İconem isimli Fransız firma ise, Suriye Eski Eserler ve Müzeler Müdürlüğü tarafından desteklenen bir proje kapsamında tahribata uğramış veya uğrama riski altında bulunan pek çok kültürel mirası dijital ortama aktararak bunları belgeledi. Bu belgeleme yöntemi bizlere yaşanan tahribatı haber noktasından çok daha farklı bir boyutta anlatabilir durumda. Ayrıca bu tip bir belgeleme ve sunu yöntemi, gelecekte bu eserler üzerine yapılacak çalışmalarda önemli bir veri kaynağı olabilir.

Bel Tapınağı – (Palmira)

Palmira’daki en iyi korunmuş yapılardan biri olduğu düşünülen Bel Tapınağı, ismini Sami tanrısı olan Bel’den almaktaydı. Tapınağın MÖ. 3. bin yıla kadar giden bir tabakalanmanın üzerinde yükseldiği düşünülmekte.

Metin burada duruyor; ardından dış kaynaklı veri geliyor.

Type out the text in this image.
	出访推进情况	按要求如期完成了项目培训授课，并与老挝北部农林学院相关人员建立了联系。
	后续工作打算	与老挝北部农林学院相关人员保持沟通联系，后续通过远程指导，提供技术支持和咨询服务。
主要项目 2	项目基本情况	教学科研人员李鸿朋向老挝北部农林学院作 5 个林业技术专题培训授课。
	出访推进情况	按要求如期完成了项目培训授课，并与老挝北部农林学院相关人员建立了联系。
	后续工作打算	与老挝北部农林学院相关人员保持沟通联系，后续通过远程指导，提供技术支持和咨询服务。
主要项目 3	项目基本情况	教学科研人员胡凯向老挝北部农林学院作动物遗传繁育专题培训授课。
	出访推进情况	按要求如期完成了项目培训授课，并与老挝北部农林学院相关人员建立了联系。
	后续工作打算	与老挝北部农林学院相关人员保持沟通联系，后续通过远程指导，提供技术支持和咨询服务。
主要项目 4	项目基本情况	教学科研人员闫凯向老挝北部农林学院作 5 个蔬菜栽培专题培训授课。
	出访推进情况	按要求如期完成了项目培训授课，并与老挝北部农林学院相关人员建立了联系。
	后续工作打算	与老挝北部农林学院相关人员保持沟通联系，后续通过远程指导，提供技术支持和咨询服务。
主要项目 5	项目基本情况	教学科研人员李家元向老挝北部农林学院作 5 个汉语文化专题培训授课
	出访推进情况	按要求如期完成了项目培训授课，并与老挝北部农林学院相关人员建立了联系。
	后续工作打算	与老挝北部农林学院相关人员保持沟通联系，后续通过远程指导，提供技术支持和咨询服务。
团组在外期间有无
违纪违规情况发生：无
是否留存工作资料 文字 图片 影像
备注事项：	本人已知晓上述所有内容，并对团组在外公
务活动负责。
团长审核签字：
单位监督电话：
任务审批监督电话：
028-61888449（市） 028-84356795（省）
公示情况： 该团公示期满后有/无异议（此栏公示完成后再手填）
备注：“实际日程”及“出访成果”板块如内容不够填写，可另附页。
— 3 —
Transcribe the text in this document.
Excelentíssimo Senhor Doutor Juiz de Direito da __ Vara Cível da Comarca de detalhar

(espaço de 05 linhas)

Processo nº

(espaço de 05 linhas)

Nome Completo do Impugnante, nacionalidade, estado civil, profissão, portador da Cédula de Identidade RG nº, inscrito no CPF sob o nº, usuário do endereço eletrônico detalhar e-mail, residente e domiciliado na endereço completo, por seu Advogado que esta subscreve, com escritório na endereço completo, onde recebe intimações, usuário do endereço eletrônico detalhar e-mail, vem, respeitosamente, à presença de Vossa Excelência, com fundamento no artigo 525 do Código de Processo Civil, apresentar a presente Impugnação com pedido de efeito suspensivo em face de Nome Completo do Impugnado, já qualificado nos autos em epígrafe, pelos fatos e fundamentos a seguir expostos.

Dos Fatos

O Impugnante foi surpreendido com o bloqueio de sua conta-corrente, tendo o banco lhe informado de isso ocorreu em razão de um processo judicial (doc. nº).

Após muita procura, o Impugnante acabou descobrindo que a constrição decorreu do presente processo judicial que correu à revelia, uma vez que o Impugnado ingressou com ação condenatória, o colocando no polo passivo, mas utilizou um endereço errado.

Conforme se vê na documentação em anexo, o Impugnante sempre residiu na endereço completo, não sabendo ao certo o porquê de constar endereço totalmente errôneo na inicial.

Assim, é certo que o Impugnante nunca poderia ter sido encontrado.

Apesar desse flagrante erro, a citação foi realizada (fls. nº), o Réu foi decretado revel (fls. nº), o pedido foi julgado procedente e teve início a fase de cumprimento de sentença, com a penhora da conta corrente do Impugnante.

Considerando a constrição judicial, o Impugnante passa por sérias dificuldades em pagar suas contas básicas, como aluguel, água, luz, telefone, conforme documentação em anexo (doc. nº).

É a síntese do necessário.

Tapınak Eylül 2015’te IŞİD militanları tarafından yok edildi.

Zafer Takı (Palmira)

Septimus Severus kemeri olarak da bilinen Zafer Takı, Palmira Antik Kenti’nin kuşkusuz en önemli kalıntılarından biriydi. İmparator Septimius Severus’un hükümdarlığı sırasında 3. yüzyılda inşa edilmişti. Eser, Ekim 2015’te IŞİD tarafından yok edildi.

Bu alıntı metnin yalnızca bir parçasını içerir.